Noch viel schlimmer wiegt fast die Erkenntnis, dass der ökologische und wissenschaftliche Wert der Biodiversität fast vollständig vom nun kommerziellen Wert überdeckt wird. „Die zuständigen Behörden behindern Biodiver­sitätsforschung, weil sie fürchten, ihnen könnten Gewinne aus einer kommerziellen Anwendung entgehen. Während­dessen werden großflächig Lebensräume vernichtet und mit ihnen viele Arten. Das Hauptziel des Über­einkommens – der Schutz der Artenvielfalt – wird damit völlig konterkariert, während die Idee einer gerechten Verteilung von Gewinnen ein Wunschtraum bleibt“, ergänzt Herpetologe Miguel Vences von der Technischen Universität Braunschweig.

Tödliches Heilmittel

Vences und Fritz haben sich deshalb mit mehr als 100 weiteren Biodiversi­tätsforschern aus 35 Ländern zusammen­geschlossen und ein Positionspapier („When the cure kills – CBD limits biodiversity research“) veröffentlicht, indem sie die Schwächen der Konvention aufzeigen und Vorschläge zur Verbesserung machen.

So könnte zum einen zwischen kommerzieller und öffentlicher Forschung unterschieden werden. Und um das unsägliche Behörden-Kuddelmuddel zu vermeiden, könnte man sich am „International Treaty on Plant Genetic Resources for Food and Agriculture” orientieren. Dieser macht genetische Ressourcen für lebenswichtige Nahrungs- und Futtermittel über sogenannte „standardisierte Material­übertragungs­vereinbarungen (Standard Material Transfer Agreements) weltweit öffentlich zugänglich. Vereinbarungen mit einzelnen Behörden fielen dadurch weg.

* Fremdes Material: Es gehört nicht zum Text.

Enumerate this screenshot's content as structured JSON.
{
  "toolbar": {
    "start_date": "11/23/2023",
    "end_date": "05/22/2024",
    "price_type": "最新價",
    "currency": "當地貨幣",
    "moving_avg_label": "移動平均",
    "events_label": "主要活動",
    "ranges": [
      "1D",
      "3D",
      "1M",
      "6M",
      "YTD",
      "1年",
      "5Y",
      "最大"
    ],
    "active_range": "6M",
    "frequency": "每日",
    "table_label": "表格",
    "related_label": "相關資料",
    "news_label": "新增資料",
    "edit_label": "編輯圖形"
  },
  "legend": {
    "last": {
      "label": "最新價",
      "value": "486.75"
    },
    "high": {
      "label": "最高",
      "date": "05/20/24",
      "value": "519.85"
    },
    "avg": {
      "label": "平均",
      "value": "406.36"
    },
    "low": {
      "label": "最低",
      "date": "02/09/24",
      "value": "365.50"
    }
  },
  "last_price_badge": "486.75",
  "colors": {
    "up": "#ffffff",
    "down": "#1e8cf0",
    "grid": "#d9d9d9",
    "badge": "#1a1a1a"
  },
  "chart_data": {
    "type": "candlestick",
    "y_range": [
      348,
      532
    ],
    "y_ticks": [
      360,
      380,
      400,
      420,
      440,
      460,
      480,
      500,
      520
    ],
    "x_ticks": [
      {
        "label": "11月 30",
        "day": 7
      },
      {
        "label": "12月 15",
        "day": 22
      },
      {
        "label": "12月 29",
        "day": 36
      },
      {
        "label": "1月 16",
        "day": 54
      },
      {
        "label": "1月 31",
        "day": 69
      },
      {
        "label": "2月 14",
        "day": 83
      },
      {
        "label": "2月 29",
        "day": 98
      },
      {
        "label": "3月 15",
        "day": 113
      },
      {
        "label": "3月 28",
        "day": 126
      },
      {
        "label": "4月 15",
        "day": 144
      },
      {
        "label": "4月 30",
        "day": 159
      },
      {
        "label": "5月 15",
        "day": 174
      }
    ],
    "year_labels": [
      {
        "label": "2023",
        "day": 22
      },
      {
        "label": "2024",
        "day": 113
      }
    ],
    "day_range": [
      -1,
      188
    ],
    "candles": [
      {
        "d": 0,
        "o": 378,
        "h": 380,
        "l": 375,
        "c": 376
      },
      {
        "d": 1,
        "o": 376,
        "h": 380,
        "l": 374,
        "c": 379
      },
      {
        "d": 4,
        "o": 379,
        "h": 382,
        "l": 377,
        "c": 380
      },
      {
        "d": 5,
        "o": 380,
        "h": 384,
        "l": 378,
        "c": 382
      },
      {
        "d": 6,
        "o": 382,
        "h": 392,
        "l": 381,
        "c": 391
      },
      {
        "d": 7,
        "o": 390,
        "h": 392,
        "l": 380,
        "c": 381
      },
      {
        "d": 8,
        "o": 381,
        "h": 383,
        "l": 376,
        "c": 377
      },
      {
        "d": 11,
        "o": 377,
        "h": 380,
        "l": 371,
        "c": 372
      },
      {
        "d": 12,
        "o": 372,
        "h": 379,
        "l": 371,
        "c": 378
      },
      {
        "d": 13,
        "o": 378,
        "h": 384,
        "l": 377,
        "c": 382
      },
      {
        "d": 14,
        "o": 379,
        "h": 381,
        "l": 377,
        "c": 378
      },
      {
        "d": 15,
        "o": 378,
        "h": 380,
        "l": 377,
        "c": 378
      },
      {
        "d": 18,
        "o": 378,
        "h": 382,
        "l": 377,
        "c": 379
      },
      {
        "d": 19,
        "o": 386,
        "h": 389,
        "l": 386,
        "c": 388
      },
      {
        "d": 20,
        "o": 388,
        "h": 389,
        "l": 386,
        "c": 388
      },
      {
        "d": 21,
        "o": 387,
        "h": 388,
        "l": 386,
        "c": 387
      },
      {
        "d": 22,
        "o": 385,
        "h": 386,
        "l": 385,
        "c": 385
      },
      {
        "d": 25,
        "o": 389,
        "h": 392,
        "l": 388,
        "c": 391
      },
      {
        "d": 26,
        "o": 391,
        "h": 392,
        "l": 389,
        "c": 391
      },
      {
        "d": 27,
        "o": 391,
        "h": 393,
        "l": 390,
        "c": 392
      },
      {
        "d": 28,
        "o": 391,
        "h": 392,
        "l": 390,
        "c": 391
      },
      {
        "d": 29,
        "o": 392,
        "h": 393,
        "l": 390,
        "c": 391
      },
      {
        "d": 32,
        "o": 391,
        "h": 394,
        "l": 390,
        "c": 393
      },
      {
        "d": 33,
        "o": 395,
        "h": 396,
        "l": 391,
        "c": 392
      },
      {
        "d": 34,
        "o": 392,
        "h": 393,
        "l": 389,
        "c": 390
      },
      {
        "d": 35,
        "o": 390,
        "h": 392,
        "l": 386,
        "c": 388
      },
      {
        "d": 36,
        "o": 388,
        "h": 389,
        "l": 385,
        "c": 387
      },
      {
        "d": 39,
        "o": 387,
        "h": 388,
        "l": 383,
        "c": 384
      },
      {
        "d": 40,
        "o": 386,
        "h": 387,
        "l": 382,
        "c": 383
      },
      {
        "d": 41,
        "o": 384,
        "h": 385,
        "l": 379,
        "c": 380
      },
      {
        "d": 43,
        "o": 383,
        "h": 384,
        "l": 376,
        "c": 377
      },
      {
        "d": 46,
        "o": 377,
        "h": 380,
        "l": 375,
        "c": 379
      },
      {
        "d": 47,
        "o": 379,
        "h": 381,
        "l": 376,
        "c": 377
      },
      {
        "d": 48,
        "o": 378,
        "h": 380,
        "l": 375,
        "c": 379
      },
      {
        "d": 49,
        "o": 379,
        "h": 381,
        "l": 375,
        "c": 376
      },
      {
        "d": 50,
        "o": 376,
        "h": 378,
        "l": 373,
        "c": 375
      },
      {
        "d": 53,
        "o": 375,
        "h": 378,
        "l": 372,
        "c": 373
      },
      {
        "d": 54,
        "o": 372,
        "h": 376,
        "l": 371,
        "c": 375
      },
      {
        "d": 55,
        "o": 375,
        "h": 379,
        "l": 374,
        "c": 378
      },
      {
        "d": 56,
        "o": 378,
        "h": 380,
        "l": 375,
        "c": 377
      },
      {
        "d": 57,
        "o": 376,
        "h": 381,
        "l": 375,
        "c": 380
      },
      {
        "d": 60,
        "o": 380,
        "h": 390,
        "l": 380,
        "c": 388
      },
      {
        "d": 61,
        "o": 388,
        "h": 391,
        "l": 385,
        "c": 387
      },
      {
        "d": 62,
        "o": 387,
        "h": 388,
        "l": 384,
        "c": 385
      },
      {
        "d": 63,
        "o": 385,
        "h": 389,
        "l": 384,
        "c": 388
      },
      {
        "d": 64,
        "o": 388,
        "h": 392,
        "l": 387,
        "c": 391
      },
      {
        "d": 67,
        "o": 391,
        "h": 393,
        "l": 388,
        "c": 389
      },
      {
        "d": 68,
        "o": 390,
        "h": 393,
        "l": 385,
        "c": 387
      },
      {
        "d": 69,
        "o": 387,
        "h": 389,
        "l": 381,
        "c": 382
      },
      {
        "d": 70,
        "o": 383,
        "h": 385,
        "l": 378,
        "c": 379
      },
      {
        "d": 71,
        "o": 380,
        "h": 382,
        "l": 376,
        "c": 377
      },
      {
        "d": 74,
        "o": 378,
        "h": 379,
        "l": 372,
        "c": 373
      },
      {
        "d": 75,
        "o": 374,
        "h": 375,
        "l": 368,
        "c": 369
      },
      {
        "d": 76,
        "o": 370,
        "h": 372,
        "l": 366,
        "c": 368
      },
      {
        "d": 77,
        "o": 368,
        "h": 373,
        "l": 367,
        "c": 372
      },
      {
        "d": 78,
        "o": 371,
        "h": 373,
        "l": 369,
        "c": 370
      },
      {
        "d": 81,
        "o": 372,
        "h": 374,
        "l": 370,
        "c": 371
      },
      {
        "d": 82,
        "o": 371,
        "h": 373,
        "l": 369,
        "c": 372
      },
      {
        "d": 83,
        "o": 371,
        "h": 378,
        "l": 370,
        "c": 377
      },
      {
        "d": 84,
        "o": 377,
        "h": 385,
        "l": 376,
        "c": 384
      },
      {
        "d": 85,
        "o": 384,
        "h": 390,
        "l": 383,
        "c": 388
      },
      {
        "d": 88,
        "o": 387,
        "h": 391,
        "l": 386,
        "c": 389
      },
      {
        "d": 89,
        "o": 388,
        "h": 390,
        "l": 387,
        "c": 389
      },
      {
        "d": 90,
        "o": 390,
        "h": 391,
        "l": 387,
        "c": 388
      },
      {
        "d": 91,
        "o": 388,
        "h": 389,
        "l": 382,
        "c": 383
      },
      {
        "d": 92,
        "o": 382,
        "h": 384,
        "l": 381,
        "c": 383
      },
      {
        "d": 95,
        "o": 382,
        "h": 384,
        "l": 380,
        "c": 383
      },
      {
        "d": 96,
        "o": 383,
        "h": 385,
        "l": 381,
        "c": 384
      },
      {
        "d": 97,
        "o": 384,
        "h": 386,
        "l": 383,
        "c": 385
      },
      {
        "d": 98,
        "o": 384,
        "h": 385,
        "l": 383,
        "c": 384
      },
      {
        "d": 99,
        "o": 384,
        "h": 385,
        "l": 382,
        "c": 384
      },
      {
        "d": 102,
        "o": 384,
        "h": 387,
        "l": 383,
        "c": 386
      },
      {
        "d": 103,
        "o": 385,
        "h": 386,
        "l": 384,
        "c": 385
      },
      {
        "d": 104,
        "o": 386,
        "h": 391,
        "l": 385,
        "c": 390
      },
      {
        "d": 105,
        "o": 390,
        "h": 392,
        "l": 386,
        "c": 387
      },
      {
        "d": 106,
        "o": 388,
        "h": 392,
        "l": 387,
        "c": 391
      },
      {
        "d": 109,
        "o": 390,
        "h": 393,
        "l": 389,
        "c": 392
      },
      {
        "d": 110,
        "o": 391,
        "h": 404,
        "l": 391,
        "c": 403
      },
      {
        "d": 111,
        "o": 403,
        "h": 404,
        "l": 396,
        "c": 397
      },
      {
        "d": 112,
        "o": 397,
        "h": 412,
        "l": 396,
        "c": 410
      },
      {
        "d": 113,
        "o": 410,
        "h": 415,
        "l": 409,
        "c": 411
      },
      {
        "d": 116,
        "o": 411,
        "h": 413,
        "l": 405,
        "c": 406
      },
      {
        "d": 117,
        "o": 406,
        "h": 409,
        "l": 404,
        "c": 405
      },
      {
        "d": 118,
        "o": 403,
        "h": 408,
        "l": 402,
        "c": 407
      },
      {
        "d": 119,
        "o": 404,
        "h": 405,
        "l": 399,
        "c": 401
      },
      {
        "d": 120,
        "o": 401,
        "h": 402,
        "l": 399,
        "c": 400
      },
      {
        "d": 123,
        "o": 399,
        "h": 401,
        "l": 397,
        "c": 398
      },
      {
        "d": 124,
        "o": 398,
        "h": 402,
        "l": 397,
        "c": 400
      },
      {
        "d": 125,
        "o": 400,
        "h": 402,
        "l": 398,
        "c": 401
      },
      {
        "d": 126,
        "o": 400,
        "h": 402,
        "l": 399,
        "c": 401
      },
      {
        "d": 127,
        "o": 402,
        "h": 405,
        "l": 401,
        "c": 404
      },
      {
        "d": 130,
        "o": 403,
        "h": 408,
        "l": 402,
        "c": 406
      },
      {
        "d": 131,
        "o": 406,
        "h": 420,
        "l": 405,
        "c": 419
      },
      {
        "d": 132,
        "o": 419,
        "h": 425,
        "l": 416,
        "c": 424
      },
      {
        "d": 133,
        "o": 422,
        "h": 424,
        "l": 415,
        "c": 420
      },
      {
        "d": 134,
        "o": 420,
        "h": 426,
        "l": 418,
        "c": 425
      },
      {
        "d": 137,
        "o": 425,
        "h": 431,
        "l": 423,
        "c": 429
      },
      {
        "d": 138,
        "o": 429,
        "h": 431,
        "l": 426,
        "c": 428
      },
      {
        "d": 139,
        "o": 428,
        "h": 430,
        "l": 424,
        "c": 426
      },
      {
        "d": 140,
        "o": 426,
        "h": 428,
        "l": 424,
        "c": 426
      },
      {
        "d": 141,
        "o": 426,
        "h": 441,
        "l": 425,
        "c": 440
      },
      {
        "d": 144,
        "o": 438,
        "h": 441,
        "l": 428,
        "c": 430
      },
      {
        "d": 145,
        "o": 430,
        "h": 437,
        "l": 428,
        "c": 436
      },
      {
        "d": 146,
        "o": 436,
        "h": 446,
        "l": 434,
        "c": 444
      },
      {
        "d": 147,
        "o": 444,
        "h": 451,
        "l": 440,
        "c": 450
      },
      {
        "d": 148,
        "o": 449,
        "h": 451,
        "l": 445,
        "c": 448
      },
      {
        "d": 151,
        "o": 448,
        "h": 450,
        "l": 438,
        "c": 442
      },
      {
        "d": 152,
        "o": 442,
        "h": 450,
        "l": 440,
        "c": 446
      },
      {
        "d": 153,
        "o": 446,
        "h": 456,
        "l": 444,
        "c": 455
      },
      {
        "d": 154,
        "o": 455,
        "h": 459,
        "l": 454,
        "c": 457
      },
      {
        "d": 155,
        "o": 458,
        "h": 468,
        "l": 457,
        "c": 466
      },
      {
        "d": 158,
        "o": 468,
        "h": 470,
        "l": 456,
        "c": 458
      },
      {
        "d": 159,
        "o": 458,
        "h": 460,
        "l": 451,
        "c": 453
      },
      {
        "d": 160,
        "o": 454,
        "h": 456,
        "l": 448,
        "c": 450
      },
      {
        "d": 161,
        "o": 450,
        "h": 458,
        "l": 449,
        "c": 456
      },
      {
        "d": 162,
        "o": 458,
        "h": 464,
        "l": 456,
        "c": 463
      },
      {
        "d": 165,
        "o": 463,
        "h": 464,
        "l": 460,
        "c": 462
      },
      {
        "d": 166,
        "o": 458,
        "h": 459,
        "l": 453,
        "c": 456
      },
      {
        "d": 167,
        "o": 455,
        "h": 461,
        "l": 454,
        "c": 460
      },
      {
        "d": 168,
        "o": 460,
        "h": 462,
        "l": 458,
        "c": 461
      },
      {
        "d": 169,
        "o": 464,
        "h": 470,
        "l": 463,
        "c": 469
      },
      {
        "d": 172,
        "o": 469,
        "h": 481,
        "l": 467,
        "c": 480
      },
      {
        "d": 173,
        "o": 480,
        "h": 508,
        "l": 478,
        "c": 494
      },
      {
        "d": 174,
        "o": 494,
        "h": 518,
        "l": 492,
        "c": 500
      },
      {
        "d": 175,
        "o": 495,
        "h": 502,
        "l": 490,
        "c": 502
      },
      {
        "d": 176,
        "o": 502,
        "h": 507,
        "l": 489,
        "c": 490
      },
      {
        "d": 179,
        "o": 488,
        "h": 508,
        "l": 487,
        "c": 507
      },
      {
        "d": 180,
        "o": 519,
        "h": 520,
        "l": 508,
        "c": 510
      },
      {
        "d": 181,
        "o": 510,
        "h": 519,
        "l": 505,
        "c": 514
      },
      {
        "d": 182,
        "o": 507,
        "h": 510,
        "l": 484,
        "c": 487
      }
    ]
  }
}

Aber ist eine Biodiversitäts-Konvention in Zeiten von kombinatorischer Chemie und synthetischer Biologie zur Wirkstoff-Entdeckung überhaupt noch nötig? Vielleicht, denn momentan wird darüber nachgedacht, auch den Zugang zu genetischen Ressourcen in digitaler Form (Digital Sequence Information) in die Konvention mit aufzunehmen. „Das wäre ein Schritt, der die gesamten Lebens­wissenschaften in großem Umfang lahmlegen würde“, sagt Jörg Overmann, Geschäftsführender Direktor der DSMZ, im großen Laborjournal-Interview. Er hätte „katastrophale Auswirkungen“ und würde womöglich nicht nur Taxonomen und Biodiversi­tätsforscher gehörig in Aufruhr versetzen.